Examiner Local Editorial: Questions still dog Dulles Rail’s economic assumptions

A public hearing held tonight by the Fairfax Board of Supervisors is the panel’s last big opportunity to hear from taxpayers prior to its June 7th vote whether to approve construction of Dulles Rail Phase 2. However, the project’s final Environmental Impact Statement is eight years old, and economic conditions have changed dramatically since 2004. Before making a decision of such magnitude, supervisors must publicly release updated figures on ridership, revenue and operating subsidies.
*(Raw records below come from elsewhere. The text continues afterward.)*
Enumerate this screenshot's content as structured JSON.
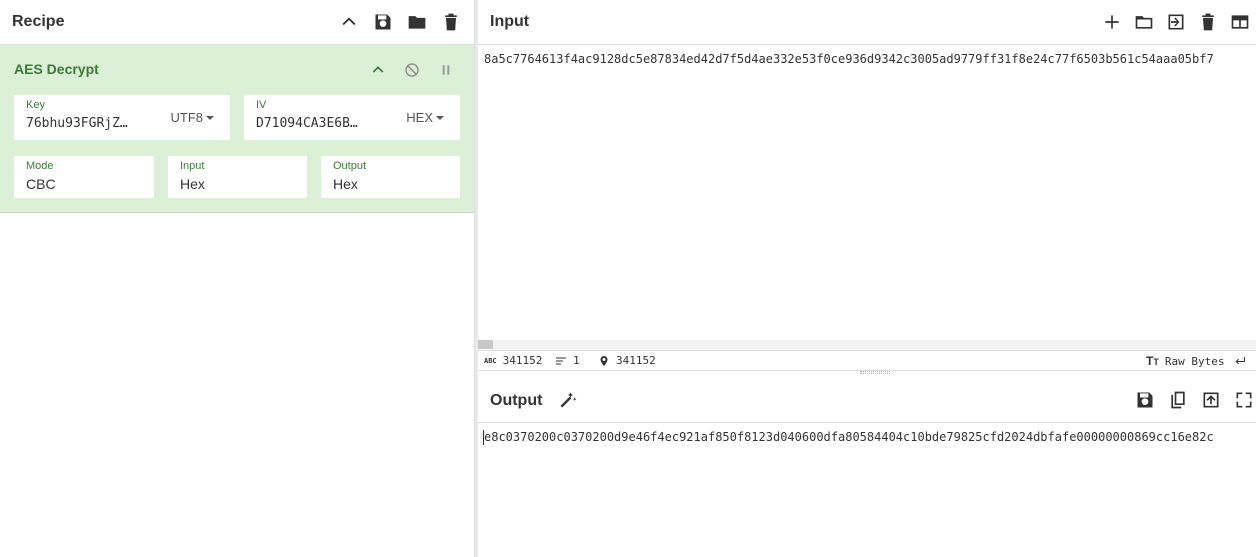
{
  "recipe": {
    "title": "Recipe",
    "icons": [
      "chevron-up-icon",
      "save-icon",
      "folder-icon",
      "trash-icon"
    ]
  },
  "operation": {
    "name": "AES Decrypt",
    "key": {
      "label": "Key",
      "value": "76bhu93FGRjZ…",
      "encoding": "UTF8"
    },
    "iv": {
      "label": "IV",
      "value": "D71094CA3E6B…",
      "encoding": "HEX"
    },
    "mode": {
      "label": "Mode",
      "value": "CBC"
    },
    "input": {
      "label": "Input",
      "value": "Hex"
    },
    "output": {
      "label": "Output",
      "value": "Hex"
    }
  },
  "input_pane": {
    "title": "Input",
    "text": "8a5c7764613f4ac9128dc5e87834ed42d7f5d4ae332e53f0ce936d9342c3005ad9779ff31f8e24c77f6503b561c54aaa05bf7",
    "stats": {
      "length": "341152",
      "lines": "1",
      "position": "341152"
    },
    "raw_bytes_label": "Raw Bytes"
  },
  "output_pane": {
    "title": "Output",
    "text": "e8c0370200c0370200d9e46f4ec921af850f8123d040600dfa80584404c10bde79825cfd2024dbfafe00000000869cc16e82c"
  },
  "colors": {
    "accent_green": "#3d7a3a",
    "op_bg": "#dcf0d8"
  }
}
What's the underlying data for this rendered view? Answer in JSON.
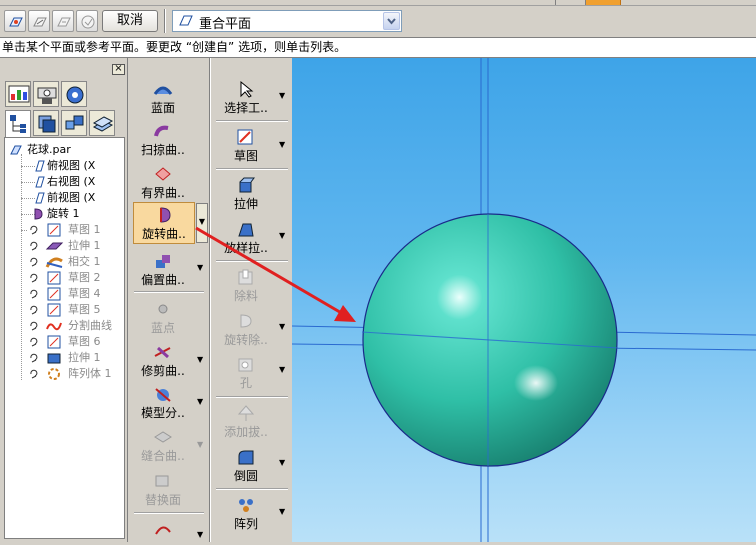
{
  "toolbar": {
    "cancel_label": "取消",
    "plane_select_value": "重合平面"
  },
  "status_text": "单击某个平面或参考平面。要更改 “创建自” 选项，则单击列表。",
  "panel": {
    "close_glyph": "×"
  },
  "tree": {
    "root": "花球.par",
    "items": [
      {
        "label": "俯视图 (X",
        "state": "normal",
        "icon": "plane-icon"
      },
      {
        "label": "右视图 (X",
        "state": "normal",
        "icon": "plane-icon"
      },
      {
        "label": "前视图 (X",
        "state": "normal",
        "icon": "plane-icon"
      },
      {
        "label": "旋转 1",
        "state": "normal",
        "icon": "revolve-icon"
      },
      {
        "label": "草图 1",
        "state": "gray",
        "icon": "sketch-icon"
      },
      {
        "label": "拉伸 1",
        "state": "gray",
        "icon": "extrude-icon"
      },
      {
        "label": "相交 1",
        "state": "gray",
        "icon": "intersect-icon"
      },
      {
        "label": "草图 2",
        "state": "gray",
        "icon": "sketch-icon"
      },
      {
        "label": "草图 4",
        "state": "gray",
        "icon": "sketch-icon"
      },
      {
        "label": "草图 5",
        "state": "gray",
        "icon": "sketch-icon"
      },
      {
        "label": "分割曲线",
        "state": "gray",
        "icon": "split-curve-icon"
      },
      {
        "label": "草图 6",
        "state": "gray",
        "icon": "sketch-icon"
      },
      {
        "label": "拉伸 1",
        "state": "gray",
        "icon": "extrude-icon"
      },
      {
        "label": "阵列体 1",
        "state": "gray",
        "icon": "pattern-icon"
      }
    ]
  },
  "col1": {
    "bluesurf": "蓝面",
    "sweep": "扫掠曲..",
    "bounded": "有界曲..",
    "revolve": "旋转曲..",
    "offset": "偏置曲..",
    "bluedot": "蓝点",
    "trim": "修剪曲..",
    "modelsplit": "模型分..",
    "stitch": "缝合曲..",
    "replace": "替换面",
    "last": "..."
  },
  "col2": {
    "select": "选择工..",
    "sketch": "草图",
    "extrude": "拉伸",
    "loft": "放样拉..",
    "cutout": "除料",
    "revcut": "旋转除..",
    "hole": "孔",
    "draft": "添加拔..",
    "round": "倒圆",
    "pattern": "阵列"
  },
  "colors": {
    "sphere": "#3cc8b4",
    "viewport_top": "#3ea4e8",
    "arrow": "#e02020",
    "highlight": "#f9d99f"
  }
}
That’s even more essential now that county taxpayers are on the hook to build parking garages and a Metro station at Route 28. Those costs, transferred to the county to make Phase 2 appear less expensive, were not part of the original deal.

If the Metropolitan Washington Airports Authority, the Washington Metropolitan Area Transit Authority, or the Virginia Department of Rail and Public Transportation have such updated figures, they haven’t released them to the public. Nor have any of these government or quasi-governmental entities ever held a public hearing on the project’s rickety financing structure. Fairfax supervisors must now question all of the underlying assumptions made in preparing cost projections to extend Metrorail to Washington Dulles International Airport, currently estimated at $2.8 billion.

What little we do know is that the enormous capital costs are dwarfed by the costs of financing, bringing the total price tag to an eye-popping $14.8 billion over the next 50 years, according to an independent study released by the Reston Citizens Association, even though population densities in the Dulles Corridor are not high enough to support heavy rail.

MWAA, which is managing the project, expects to recover 75 percent of the total costs from drivers on the Dulles Toll Road. But MWAA’S own transportation consulting firm predicts that there will be 18 million fewer transactions when tolls double next year. This toll-avoidance behavior not only threatens the financial viability of the entire project, it will also divert some 25,000 vehicles per day to local roads, none of which are equipped to handle the extra volume. And that 25,000 is more than twice the 10,000 new riders the Federal Transit Administration expects will shift from autos to the Silver Line.

Besides sticking Fairfax taxpayers with construction costs of a new station and parking garages in addition to escalating tolls and higher Metro operating subsidies, MWAA’s own consultants admit that Phase 2 will worsen traffic in Fairfax County. Supervisors must now publicly explain how a project that didn’t make economic sense back in 2004 is a good idea in 2012.